Tilman Spreckelsen begibt sich mit seinen insgesamt fünf Nacherzählungen berühmter Sagas auf eine fantastische Reise in die altnordische Vergangenheit. Dabei sind Figuren und Themen breit gefächert. Von blutrünstigen Familienfehden, über rachsüchtige Ehefrauen und weise Männer… ohne Bart.
von SILVANA MAMMONE
Isländer-Sagas sind keine mündlich überlieferten Volksdichtungen, ebenso wenig sind sie mit Sagen zu verwechseln, sondern wurden von konkreten Autoren verfasst und damals als anspruchsvolle Literatur angesehen. Ihren Anfang nimmt jede Erzählung an den sagenumwobenen Orten, über die sich Isländer bis heute die über tausend Jahre alten Geschichten erzählen. Hierbei vermischen sich Realität und Fiktion zu einer uralten Historie von individuellen Schicksalen.
Da gibt es beispielsweise den streitlustigen Grettir, der dutzende Konflikte und blutige Auseinandersetzungen heraufbeschwört, bis er eines Tages aus seiner Heimat verbannt wird.
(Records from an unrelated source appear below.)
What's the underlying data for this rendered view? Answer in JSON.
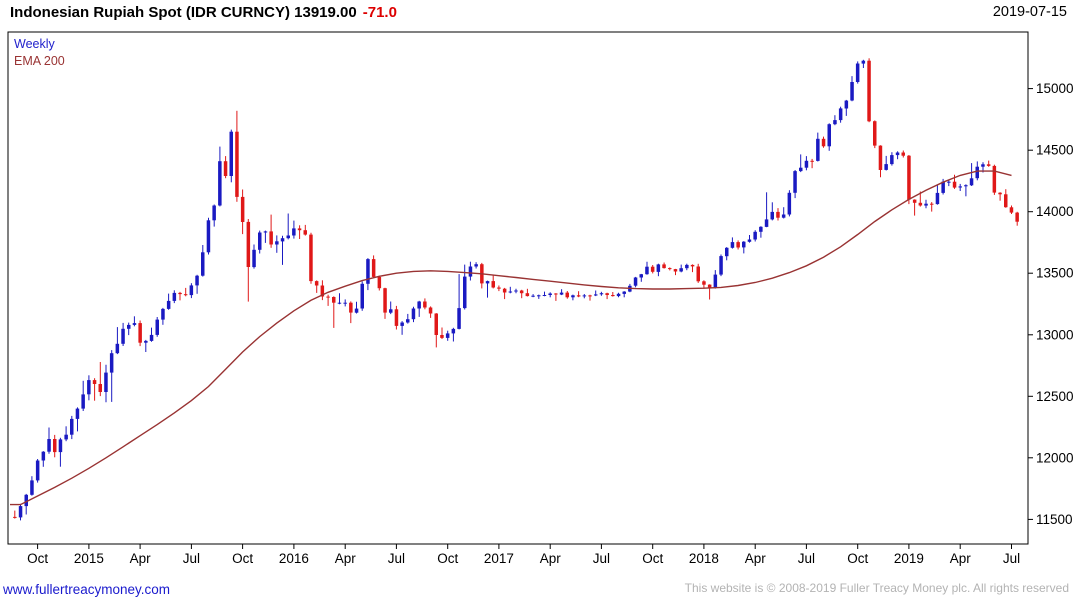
{
  "header": {
    "title": "Indonesian Rupiah Spot (IDR CURNCY) 13919.00",
    "change": "-71.0",
    "date": "2019-07-15"
  },
  "legend": {
    "timeframe": "Weekly",
    "overlay": "EMA 200"
  },
  "footer": {
    "site": "www.fullertreacymoney.com",
    "copyright": "This website is © 2008-2019 Fuller Treacy Money plc. All rights reserved"
  },
  "colors": {
    "up": "#1a1ac2",
    "down": "#e01818",
    "ema": "#993333",
    "legend_weekly": "#2222cc",
    "title_change": "#dd0000",
    "link": "#1a1acd",
    "copyright": "#b3b3b3",
    "axis": "#000000"
  },
  "chart_data": {
    "type": "candlestick",
    "title": "Indonesian Rupiah Spot (IDR CURNCY)",
    "timeframe": "Weekly",
    "overlay": "EMA 200",
    "last_price": 13919.0,
    "change": -71.0,
    "as_of": "2019-07-15",
    "ylim": [
      11300,
      15460
    ],
    "y_ticks": [
      11500,
      12000,
      12500,
      13000,
      13500,
      14000,
      14500,
      15000
    ],
    "x_ticks": [
      {
        "label": "Oct",
        "m": 1
      },
      {
        "label": "2015",
        "m": 4
      },
      {
        "label": "Apr",
        "m": 7
      },
      {
        "label": "Jul",
        "m": 10
      },
      {
        "label": "Oct",
        "m": 13
      },
      {
        "label": "2016",
        "m": 16
      },
      {
        "label": "Apr",
        "m": 19
      },
      {
        "label": "Jul",
        "m": 22
      },
      {
        "label": "Oct",
        "m": 25
      },
      {
        "label": "2017",
        "m": 28
      },
      {
        "label": "Apr",
        "m": 31
      },
      {
        "label": "Jul",
        "m": 34
      },
      {
        "label": "Oct",
        "m": 37
      },
      {
        "label": "2018",
        "m": 40
      },
      {
        "label": "Apr",
        "m": 43
      },
      {
        "label": "Jul",
        "m": 46
      },
      {
        "label": "Oct",
        "m": 49
      },
      {
        "label": "2019",
        "m": 52
      },
      {
        "label": "Apr",
        "m": 55
      },
      {
        "label": "Jul",
        "m": 58
      }
    ],
    "months": [
      "2014-09",
      "2014-10",
      "2014-11",
      "2014-12",
      "2015-01",
      "2015-02",
      "2015-03",
      "2015-04",
      "2015-05",
      "2015-06",
      "2015-07",
      "2015-08",
      "2015-09",
      "2015-10",
      "2015-11",
      "2015-12",
      "2016-01",
      "2016-02",
      "2016-03",
      "2016-04",
      "2016-05",
      "2016-06",
      "2016-07",
      "2016-08",
      "2016-09",
      "2016-10",
      "2016-11",
      "2016-12",
      "2017-01",
      "2017-02",
      "2017-03",
      "2017-04",
      "2017-05",
      "2017-06",
      "2017-07",
      "2017-08",
      "2017-09",
      "2017-10",
      "2017-11",
      "2017-12",
      "2018-01",
      "2018-02",
      "2018-03",
      "2018-04",
      "2018-05",
      "2018-06",
      "2018-07",
      "2018-08",
      "2018-09",
      "2018-10",
      "2018-11",
      "2018-12",
      "2019-01",
      "2019-02",
      "2019-03",
      "2019-04",
      "2019-05",
      "2019-06",
      "2019-07"
    ],
    "monthly_ohlc": [
      [
        11520,
        11760,
        11440,
        11700
      ],
      [
        11700,
        12090,
        11640,
        12050
      ],
      [
        12050,
        12260,
        11910,
        12150
      ],
      [
        12150,
        12480,
        12030,
        12400
      ],
      [
        12400,
        12730,
        12240,
        12600
      ],
      [
        12600,
        13060,
        12320,
        12850
      ],
      [
        12850,
        13240,
        12790,
        13080
      ],
      [
        13080,
        13150,
        12860,
        12950
      ],
      [
        12950,
        13280,
        12900,
        13210
      ],
      [
        13210,
        13400,
        13150,
        13330
      ],
      [
        13330,
        13540,
        13250,
        13480
      ],
      [
        13480,
        14120,
        13420,
        14050
      ],
      [
        14050,
        14790,
        13990,
        14650
      ],
      [
        14650,
        14850,
        13220,
        13550
      ],
      [
        13550,
        13890,
        13450,
        13840
      ],
      [
        13840,
        14000,
        13560,
        13785
      ],
      [
        13785,
        14060,
        13700,
        13850
      ],
      [
        13850,
        13900,
        13330,
        13400
      ],
      [
        13400,
        13450,
        13020,
        13260
      ],
      [
        13260,
        13350,
        13080,
        13180
      ],
      [
        13180,
        13680,
        13120,
        13615
      ],
      [
        13615,
        13650,
        13120,
        13180
      ],
      [
        13180,
        13270,
        13000,
        13100
      ],
      [
        13100,
        13320,
        13020,
        13270
      ],
      [
        13270,
        13300,
        12880,
        12998
      ],
      [
        12998,
        13120,
        12920,
        13048
      ],
      [
        13048,
        13880,
        13010,
        13555
      ],
      [
        13555,
        13590,
        13300,
        13436
      ],
      [
        13436,
        13490,
        13280,
        13343
      ],
      [
        13343,
        13390,
        13290,
        13338
      ],
      [
        13338,
        13380,
        13290,
        13321
      ],
      [
        13321,
        13360,
        13260,
        13327
      ],
      [
        13327,
        13370,
        13280,
        13321
      ],
      [
        13321,
        13360,
        13270,
        13319
      ],
      [
        13319,
        13360,
        13280,
        13323
      ],
      [
        13323,
        13380,
        13290,
        13351
      ],
      [
        13351,
        13510,
        13310,
        13492
      ],
      [
        13492,
        13620,
        13450,
        13572
      ],
      [
        13572,
        13590,
        13480,
        13514
      ],
      [
        13514,
        13590,
        13460,
        13555
      ],
      [
        13555,
        13580,
        13270,
        13380
      ],
      [
        13380,
        13750,
        13340,
        13707
      ],
      [
        13707,
        13800,
        13650,
        13756
      ],
      [
        13756,
        13920,
        13700,
        13877
      ],
      [
        13877,
        14210,
        13850,
        13951
      ],
      [
        13951,
        14400,
        13900,
        14330
      ],
      [
        14330,
        14540,
        14260,
        14413
      ],
      [
        14413,
        14770,
        14370,
        14711
      ],
      [
        14711,
        14950,
        14640,
        14903
      ],
      [
        14903,
        15284,
        14860,
        15227
      ],
      [
        15227,
        15250,
        14270,
        14339
      ],
      [
        14339,
        14560,
        14300,
        14481
      ],
      [
        14481,
        14500,
        13950,
        14072
      ],
      [
        14072,
        14180,
        13990,
        14062
      ],
      [
        14062,
        14320,
        14020,
        14244
      ],
      [
        14244,
        14310,
        14120,
        14215
      ],
      [
        14215,
        14530,
        14160,
        14385
      ],
      [
        14385,
        14420,
        14080,
        14141
      ],
      [
        14141,
        14190,
        13880,
        13919
      ]
    ],
    "ema200": [
      11620,
      11690,
      11760,
      11835,
      11915,
      12000,
      12090,
      12180,
      12270,
      12365,
      12465,
      12580,
      12720,
      12860,
      12985,
      13095,
      13195,
      13280,
      13345,
      13395,
      13440,
      13475,
      13500,
      13515,
      13520,
      13515,
      13505,
      13495,
      13480,
      13465,
      13450,
      13435,
      13420,
      13405,
      13392,
      13382,
      13375,
      13372,
      13372,
      13375,
      13378,
      13385,
      13400,
      13425,
      13460,
      13505,
      13560,
      13630,
      13715,
      13815,
      13920,
      14015,
      14100,
      14175,
      14240,
      14295,
      14330,
      14330,
      14295
    ]
  }
}
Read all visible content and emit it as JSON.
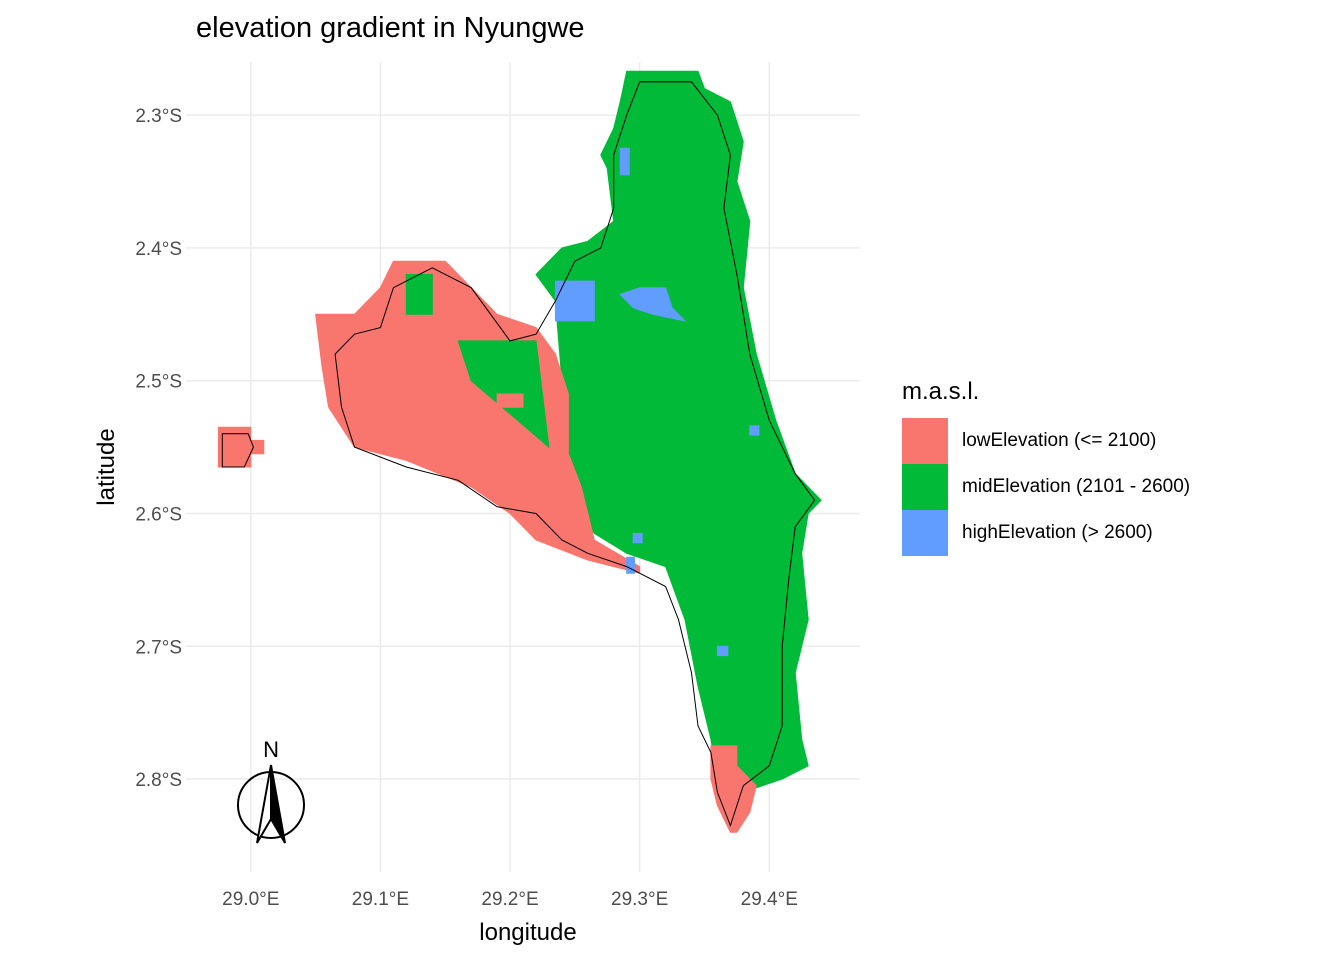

In seinen Abenteuern begegnet er mordlustigen Wiedergängern, die ihn mit einer unerträglichen und niemals zu besiegenden Angst verfluchen, sowie gastfreundlichen Trollen, welche ihm in seiner Einsamkeit zur Seite stehen. Ebenso bringen die Sagas außergewöhnliche Frauenfiguren hervor. Gudrun Osvifrsdottir überlebt jeden einzelnen ihrer vier Ehemänner, wobei sie nicht selten ihre Finger mit im Spiel hat. So wie die schöne und nicht minder stolze Hallgerd, die ihre Gatten reihenweise ermorden lässt, wenn diese sich ihrem Willen widersetzen oder sie unangemessen behandeln. Dabei sind die jeweiligen Handlungen der Charaktere interessant und ebenso amüsant zu beobachten. Hier greift ein Siebenjähriger nach einer spielerischen Niederlage auch mal zur Axt, Mord wird selbstverständlich mit Mord vergolten und wer Heu vom Nachbarhof stiehlt, sollte damit rechnen, dass der eigene innerhalb kürzester Zeit in Brand gesetzt wird.
Die Figuren und einzelnen Handlungsstränge sind zahlreich, sodass man als Leser nicht selten den Überblick verliert. Trotzdem hinterlassen diese Erzählungen ein aufregendes Bild der isländischen Vergangenheit, indem sie einerseits eine ernstzunehmende Darstellung der damaligen isländischen Kultur sowie der Gesetzes- und Ordnungsvorstellung vermitteln und andererseits aufregende Erzählungen sind, die eher an Abenteuer- und Heldengeschichten erinnern und demzufolge eine unterhaltsame Lektüre bieten.